En explorant l’envers du décor, le film JFK n’apporte aucune réponse claire, il est juste là pour semer le doute et il y parvient parfaitement. Le but est de bousculer une version officielle qui flirte avec le foutage de gueule, en tout cas qui manque singulièrement de fond. Incohérences flagrantes, pistes non explorées, même s’il n’y a pas eu complot d’état, il est évident que ce qui s’est joué le 22 novembre 2023 dépasse le cadre d’une action en solitaire menée par un esprit malade. Saura-t-on vraiment le fin mot de l’histoire ? Cela reste à voir. Ce qui est sûr, c’est que JFK en dynamitant les certitudes, participe de l’élaboration d’un contre-mythe : celui, avéré, d’une Amérique ultraviolente, corrompue, intolérante, versée dans le secret et la manipulation.
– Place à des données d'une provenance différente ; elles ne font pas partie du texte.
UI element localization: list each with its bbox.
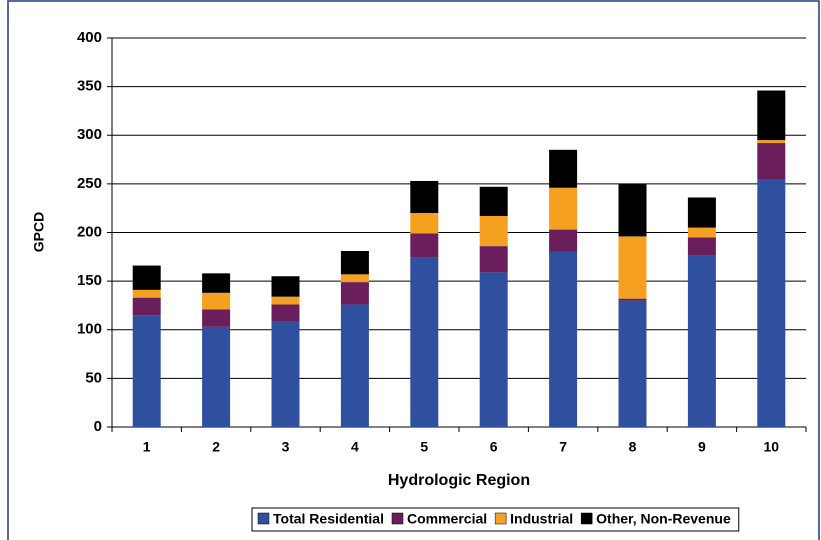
bar-segment (340, 282, 369, 305)
legend-label: Total Residential (273, 511, 384, 527)
bar-segment (340, 304, 369, 427)
legend-swatch (494, 512, 507, 525)
y-tick-label: 100 (77, 321, 102, 338)
bar-segment (410, 233, 439, 258)
bar-segment (132, 297, 161, 316)
bar-segment (757, 179, 786, 427)
bar-segment (271, 276, 300, 297)
bar-segment (202, 273, 231, 293)
x-axis-title: Hydrologic Region (388, 472, 530, 489)
bar-segment (132, 315, 161, 427)
bar-segment (687, 227, 716, 238)
y-tick-label: 350 (77, 78, 102, 95)
x-tick-label: 4 (351, 439, 359, 455)
legend-swatch (257, 512, 270, 525)
y-axis-title: GPCD (31, 212, 47, 252)
x-tick-label: 8 (629, 439, 637, 455)
bar-segment (410, 180, 439, 214)
bar-segment (549, 149, 578, 188)
x-tick-label: 9 (698, 439, 706, 455)
bar-segment (271, 304, 300, 321)
x-tick-label: 2 (212, 439, 220, 455)
bar-segment (132, 265, 161, 290)
frame (7, 0, 820, 540)
y-tick-label: 150 (77, 272, 102, 289)
legend-label: Commercial (407, 511, 487, 527)
bar-segment (618, 298, 647, 301)
x-tick-label: 1 (143, 439, 151, 455)
bar-segment (549, 251, 578, 427)
legend-swatch (391, 512, 404, 525)
x-tick-label: 6 (490, 439, 498, 455)
bar-segment (340, 250, 369, 275)
bar-segment (549, 187, 578, 230)
bar-segment (687, 197, 716, 228)
bar-segment (618, 236, 647, 299)
y-tick-label: 250 (77, 175, 102, 192)
y-tick-label: 300 (77, 126, 102, 143)
bar-segment (271, 320, 300, 427)
bar-segment (410, 257, 439, 427)
bar-segment (479, 246, 508, 273)
legend-label: Industrial (510, 511, 573, 527)
bar-segment (757, 90, 786, 141)
bar-segment (549, 229, 578, 252)
x-tick-label: 5 (420, 439, 428, 455)
y-tick-label: 50 (85, 369, 102, 386)
bar-segment (202, 309, 231, 327)
bar-segment (202, 292, 231, 310)
bar-segment (132, 289, 161, 298)
legend-label: Other, Non-Revenue (596, 511, 731, 527)
x-tick-label: 10 (764, 439, 780, 455)
y-tick-label: 200 (77, 223, 102, 240)
x-tick-label: 3 (282, 439, 290, 455)
bar-segment (410, 213, 439, 234)
y-tick-label: 0 (94, 418, 102, 435)
bar-segment (479, 215, 508, 247)
bar-segment (757, 140, 786, 144)
bar-segment (687, 255, 716, 427)
bar-segment (340, 274, 369, 283)
bar-segment (479, 272, 508, 427)
bar-segment (202, 326, 231, 427)
bar-segment (618, 183, 647, 237)
bar-segment (618, 300, 647, 427)
bar-segment (757, 143, 786, 180)
bar-segment (687, 237, 716, 256)
legend-swatch (580, 512, 593, 525)
x-tick-label: 7 (559, 439, 567, 455)
bar-segment (271, 296, 300, 305)
y-tick-label: 400 (77, 29, 102, 46)
bar-segment (479, 186, 508, 216)
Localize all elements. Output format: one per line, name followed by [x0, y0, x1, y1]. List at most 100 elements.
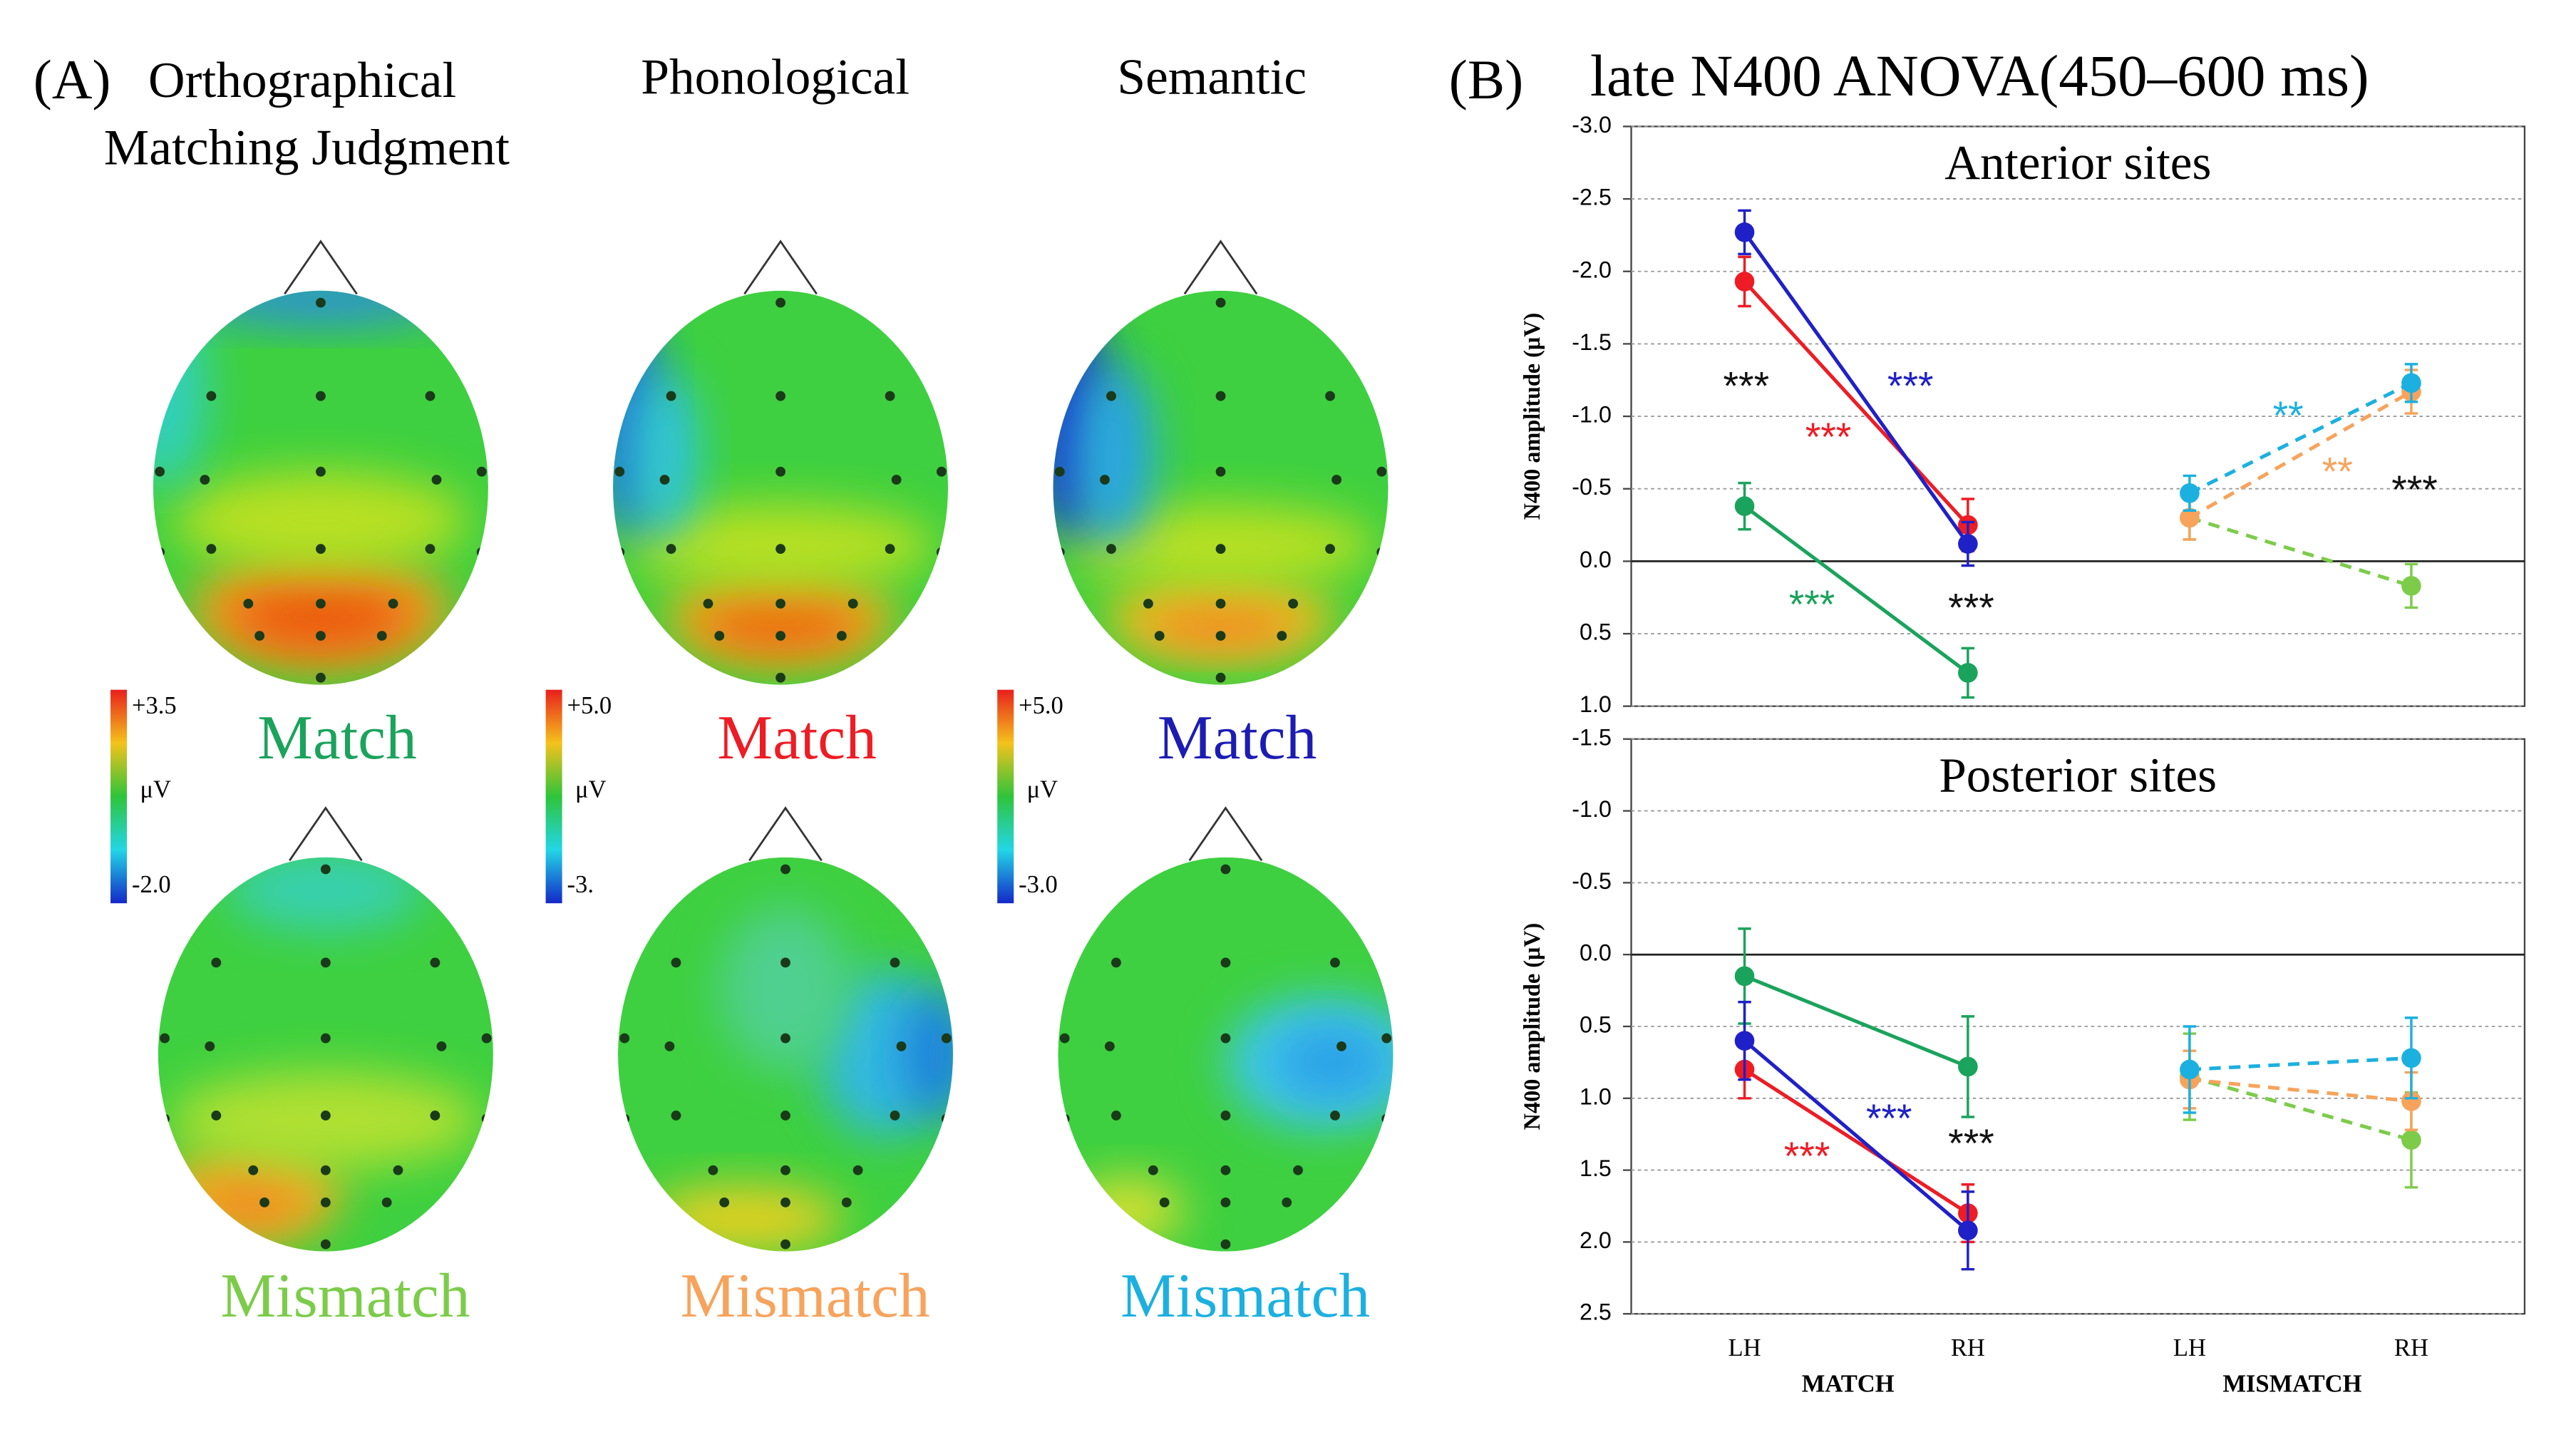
electrode — [1352, 631, 1363, 641]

Avec JFK, Stone a élargi une brèche, constitué un socle fort de présomption qui aujourd’hui encore, fait débat, ancrant dans les esprits la conviction du mensonge et de la manipulation. Du déni de justice. En autopsiant cet épisode tragique de l’histoire des USA, Stone donne à percevoir un manque, une absence, pire, un mépris. Et c’est justement dans ce mépris que prennent ancrage les pires dérives complotistes.